If you build anything that interfaces to copyrighted material in any manner, Congress thinks the DMCA is your primary requirements document. And if Lexmark can copyright a dreary authentication protocol, what won't be protected by this brain-dead law?
Jack G. Ganssle is a lecturer and consultant on embedded development issues. He conducts seminars on embedded systems and helps companies with their embedded challenges. He founded two companies specializing in embedded systems. Contact him at . His website is .
Jack has good reason to worry about the future of consumer purchased works of copyrighted materials. Laws such as the DMCA are changing the fundamentally expected consumer fair use rights currently granted under the US code collection title 17 copyright laws. What kind of consumer electronics user experience can we expect when you're required to read through a EULA before playing your newest CD and you can't sell or copy it for personal use on your portable MP3 player? The software licensing model is most certainly the end goal of the MPAA and RIAA, with Fair use and the first sale doctrine a fading memory.
Copyright owners have a right to defend their works against illegal copying and derivative works, but consumers have the right to sell a CD or DVD when they no longer want it. I hope that 5 years from now I'll still have the right to copy my purchased CD's to my mp3 player, pull some shoes on, and take a morning run.
Sean J. Varley
Director of Electrical Engineering
Cornerstone Design Group, Inc.
I think the issue of copyright and online piracy is being approached from entirely the wrong direction by the record companies and such. Several book publishing firms (typically smaller ones) have done some experiments with offering titles free on the internet and have found that, almost without exception, all of the authors that offer their works free online have increased sales due to the free publicity. In fact, even the sales of the free books tend to increase. A great example of this is Jim Baen's free library (http://www.baen.com/library/). Eric Flint, an author that publishes with Baen, runs that site and has a bunch of great articles about this phenomenon. I think that the record companies would find that if they offered free downloads of older albums, they would find that:
a.) that publicity would increase the sales of those artists' newer albums
b.) overall revenues would increase because people would be buying older titles as well as newer ones.

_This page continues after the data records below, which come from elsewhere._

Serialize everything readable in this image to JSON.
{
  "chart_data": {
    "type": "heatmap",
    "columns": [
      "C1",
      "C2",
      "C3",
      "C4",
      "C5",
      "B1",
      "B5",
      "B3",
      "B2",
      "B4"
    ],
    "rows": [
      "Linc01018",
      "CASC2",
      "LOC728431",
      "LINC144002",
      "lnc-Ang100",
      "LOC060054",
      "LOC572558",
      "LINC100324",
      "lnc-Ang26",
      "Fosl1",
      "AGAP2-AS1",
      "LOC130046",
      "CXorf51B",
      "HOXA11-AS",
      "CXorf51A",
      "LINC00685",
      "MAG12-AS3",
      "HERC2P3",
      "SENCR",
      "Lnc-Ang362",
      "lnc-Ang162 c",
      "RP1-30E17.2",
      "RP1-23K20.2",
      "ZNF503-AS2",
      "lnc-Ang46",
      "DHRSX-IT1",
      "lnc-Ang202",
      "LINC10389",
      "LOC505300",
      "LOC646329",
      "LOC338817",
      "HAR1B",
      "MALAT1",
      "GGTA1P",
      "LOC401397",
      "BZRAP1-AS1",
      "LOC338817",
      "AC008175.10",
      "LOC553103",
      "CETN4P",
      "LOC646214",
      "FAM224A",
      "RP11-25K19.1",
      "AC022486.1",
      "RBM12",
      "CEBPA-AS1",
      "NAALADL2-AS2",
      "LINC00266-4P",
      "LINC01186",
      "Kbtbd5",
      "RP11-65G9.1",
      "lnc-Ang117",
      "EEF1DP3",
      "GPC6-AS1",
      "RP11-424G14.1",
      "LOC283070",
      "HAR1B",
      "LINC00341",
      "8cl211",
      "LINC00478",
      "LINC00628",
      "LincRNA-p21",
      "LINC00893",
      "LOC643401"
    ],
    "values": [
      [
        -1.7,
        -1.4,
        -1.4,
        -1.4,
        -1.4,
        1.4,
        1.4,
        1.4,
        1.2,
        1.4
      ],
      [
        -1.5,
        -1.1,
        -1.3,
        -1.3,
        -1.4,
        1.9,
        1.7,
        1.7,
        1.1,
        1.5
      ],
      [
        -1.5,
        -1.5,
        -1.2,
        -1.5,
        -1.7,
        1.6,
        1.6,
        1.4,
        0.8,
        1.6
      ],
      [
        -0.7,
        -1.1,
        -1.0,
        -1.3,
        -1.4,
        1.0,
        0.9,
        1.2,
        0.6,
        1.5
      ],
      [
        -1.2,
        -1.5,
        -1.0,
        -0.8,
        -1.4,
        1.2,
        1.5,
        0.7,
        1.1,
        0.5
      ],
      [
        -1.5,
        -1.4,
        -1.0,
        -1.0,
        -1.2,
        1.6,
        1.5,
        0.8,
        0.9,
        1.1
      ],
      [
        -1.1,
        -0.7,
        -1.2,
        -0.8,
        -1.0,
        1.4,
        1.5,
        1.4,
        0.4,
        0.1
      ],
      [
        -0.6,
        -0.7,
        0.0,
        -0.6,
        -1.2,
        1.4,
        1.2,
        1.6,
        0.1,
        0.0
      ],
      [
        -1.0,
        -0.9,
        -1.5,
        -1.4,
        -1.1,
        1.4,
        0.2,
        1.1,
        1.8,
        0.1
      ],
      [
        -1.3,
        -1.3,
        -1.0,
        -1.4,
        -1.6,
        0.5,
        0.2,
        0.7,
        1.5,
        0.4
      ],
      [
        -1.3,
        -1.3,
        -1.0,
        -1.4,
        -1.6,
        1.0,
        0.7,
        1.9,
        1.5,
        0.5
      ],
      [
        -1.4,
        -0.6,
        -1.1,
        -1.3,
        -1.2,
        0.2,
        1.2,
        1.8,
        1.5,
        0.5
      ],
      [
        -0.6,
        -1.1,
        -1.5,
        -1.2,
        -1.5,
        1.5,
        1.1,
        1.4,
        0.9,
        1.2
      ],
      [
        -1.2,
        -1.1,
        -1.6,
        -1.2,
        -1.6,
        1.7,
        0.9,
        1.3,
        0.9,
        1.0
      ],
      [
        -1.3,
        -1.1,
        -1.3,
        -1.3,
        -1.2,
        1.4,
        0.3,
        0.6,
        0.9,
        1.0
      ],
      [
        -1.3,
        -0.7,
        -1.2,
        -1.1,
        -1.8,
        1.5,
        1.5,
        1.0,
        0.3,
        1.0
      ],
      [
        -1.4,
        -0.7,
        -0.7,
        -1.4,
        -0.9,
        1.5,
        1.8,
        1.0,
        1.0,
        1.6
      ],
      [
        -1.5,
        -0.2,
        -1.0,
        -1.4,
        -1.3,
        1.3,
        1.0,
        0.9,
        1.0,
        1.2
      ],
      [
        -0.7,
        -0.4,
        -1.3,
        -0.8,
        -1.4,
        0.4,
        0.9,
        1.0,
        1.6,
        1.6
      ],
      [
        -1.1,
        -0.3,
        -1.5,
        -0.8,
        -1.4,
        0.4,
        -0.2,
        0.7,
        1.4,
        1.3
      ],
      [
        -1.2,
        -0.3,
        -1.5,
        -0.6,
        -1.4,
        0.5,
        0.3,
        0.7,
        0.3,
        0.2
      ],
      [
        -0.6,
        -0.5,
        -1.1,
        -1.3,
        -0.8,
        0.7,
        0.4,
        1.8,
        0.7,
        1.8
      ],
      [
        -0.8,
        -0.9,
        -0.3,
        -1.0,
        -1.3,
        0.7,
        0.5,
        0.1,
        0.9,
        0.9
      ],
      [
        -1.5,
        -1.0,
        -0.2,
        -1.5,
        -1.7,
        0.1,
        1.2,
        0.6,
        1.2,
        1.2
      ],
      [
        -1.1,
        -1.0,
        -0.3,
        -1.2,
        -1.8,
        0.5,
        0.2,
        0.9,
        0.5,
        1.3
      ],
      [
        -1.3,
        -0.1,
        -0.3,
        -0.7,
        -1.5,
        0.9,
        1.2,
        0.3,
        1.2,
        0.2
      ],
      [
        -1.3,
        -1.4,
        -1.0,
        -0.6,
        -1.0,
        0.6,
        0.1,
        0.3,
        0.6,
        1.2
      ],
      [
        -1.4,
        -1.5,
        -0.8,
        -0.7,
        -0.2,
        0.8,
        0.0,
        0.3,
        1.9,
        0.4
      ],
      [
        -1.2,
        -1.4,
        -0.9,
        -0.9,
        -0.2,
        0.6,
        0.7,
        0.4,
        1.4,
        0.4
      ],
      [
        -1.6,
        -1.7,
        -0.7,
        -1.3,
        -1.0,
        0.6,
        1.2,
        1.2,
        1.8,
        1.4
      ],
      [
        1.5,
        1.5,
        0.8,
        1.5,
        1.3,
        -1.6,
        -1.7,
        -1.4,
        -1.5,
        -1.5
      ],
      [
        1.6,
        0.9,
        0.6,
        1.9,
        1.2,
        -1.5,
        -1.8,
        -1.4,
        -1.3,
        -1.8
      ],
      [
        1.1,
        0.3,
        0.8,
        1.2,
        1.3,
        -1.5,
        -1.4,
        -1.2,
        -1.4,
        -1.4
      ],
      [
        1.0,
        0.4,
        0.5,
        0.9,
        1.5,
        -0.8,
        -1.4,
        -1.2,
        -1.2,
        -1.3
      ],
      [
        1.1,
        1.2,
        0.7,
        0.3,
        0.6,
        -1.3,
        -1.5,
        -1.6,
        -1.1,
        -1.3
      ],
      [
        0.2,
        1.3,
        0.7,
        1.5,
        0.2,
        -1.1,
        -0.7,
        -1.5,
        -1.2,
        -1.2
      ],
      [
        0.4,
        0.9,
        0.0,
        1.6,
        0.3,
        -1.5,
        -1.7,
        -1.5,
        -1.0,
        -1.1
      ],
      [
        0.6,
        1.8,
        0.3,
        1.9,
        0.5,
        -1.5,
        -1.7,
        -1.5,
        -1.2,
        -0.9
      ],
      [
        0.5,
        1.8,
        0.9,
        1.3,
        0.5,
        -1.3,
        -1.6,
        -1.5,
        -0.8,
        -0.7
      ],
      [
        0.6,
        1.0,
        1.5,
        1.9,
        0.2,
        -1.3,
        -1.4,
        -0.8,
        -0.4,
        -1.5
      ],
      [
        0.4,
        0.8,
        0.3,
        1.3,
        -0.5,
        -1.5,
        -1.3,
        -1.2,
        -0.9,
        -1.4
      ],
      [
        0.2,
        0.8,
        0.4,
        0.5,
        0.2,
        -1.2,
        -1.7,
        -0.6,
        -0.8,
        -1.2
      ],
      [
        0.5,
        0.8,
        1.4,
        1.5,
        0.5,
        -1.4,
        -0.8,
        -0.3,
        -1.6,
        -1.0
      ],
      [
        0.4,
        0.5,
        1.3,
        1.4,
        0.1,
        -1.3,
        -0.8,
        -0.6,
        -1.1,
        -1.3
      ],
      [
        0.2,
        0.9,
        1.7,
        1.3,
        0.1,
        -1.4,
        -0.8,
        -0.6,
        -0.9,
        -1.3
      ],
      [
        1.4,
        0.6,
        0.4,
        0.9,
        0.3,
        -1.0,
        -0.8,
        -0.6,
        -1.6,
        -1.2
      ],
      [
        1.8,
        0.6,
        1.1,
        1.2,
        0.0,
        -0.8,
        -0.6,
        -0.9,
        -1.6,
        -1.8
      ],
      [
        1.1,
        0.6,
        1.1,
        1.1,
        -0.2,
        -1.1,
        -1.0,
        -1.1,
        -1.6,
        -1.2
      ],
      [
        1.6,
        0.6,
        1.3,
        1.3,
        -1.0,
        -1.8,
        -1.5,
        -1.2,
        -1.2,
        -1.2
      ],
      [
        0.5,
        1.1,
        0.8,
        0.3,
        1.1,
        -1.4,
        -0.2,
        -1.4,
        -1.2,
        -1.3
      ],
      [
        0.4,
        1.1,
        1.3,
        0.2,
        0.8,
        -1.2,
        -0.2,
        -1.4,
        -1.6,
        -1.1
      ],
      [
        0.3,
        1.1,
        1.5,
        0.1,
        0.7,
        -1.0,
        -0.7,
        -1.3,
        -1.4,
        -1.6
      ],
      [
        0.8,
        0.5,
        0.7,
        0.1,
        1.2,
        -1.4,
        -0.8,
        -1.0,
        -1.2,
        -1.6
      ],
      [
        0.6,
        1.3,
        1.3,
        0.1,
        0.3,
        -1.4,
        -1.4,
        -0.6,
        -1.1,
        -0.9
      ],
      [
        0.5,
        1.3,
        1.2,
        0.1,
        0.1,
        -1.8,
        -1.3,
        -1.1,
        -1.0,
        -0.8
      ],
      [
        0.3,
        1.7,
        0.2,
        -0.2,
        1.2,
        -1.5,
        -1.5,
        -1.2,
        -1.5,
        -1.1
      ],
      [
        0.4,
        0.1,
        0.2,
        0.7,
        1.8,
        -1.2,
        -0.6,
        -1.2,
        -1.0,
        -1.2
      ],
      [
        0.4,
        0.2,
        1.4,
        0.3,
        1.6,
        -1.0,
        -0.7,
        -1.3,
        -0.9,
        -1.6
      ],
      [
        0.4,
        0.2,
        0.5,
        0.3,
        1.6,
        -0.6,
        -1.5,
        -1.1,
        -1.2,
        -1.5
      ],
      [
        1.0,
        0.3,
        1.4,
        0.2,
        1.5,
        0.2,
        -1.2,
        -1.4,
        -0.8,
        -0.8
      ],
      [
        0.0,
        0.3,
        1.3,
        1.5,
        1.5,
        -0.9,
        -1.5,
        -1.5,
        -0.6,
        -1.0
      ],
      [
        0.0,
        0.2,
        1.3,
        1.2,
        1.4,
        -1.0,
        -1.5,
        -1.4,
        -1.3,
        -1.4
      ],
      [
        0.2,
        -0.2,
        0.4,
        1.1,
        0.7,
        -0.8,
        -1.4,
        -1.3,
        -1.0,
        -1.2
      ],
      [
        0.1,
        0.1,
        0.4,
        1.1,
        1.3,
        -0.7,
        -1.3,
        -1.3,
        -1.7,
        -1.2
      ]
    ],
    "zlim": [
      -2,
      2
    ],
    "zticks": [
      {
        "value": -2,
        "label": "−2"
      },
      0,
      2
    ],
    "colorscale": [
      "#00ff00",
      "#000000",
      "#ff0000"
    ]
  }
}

c.) online piracy in general would tend to decrease, because most people, having that option to obtain free music legally, would not use the illegal services.
Here is a subject near to my heart. I have over 1000 CDs and a good stack of movies, so I am a legitimate consumer. And, like Jack, I have ripped my entire collection. I have given out compilation disks to people that might like to hear new music and this results in new fans and new purchases. I think at the root of the entire issue is a basic lack of morality in the bulk distribution of IP and a lack of morality in its users. Personally, I would be happy to give the artist $1 per CD, the production company $1 and a $1 for the manufacturing process. The RIAA has been instrumental in keeping the prices on music artificially high for extreme profits – fostering the lack of ethics that they now moan about.
I personally hope that a few really big groups (not that I listen to much popular music) will market music directly over the internet for small bucks and make a killing. Without a big label involved. I have no sympathy whatsoever for the big labels.
I have taught my children to understand the situation fully and to make decisions they are comfortable. My daughter chose openoffice instead of micro$oft office for ethical reasons. She does have music on her laptop and has downloaded some. She has also purchased the CDs of groups she likes.
Apparently, you hit a topic I have strong feelings about.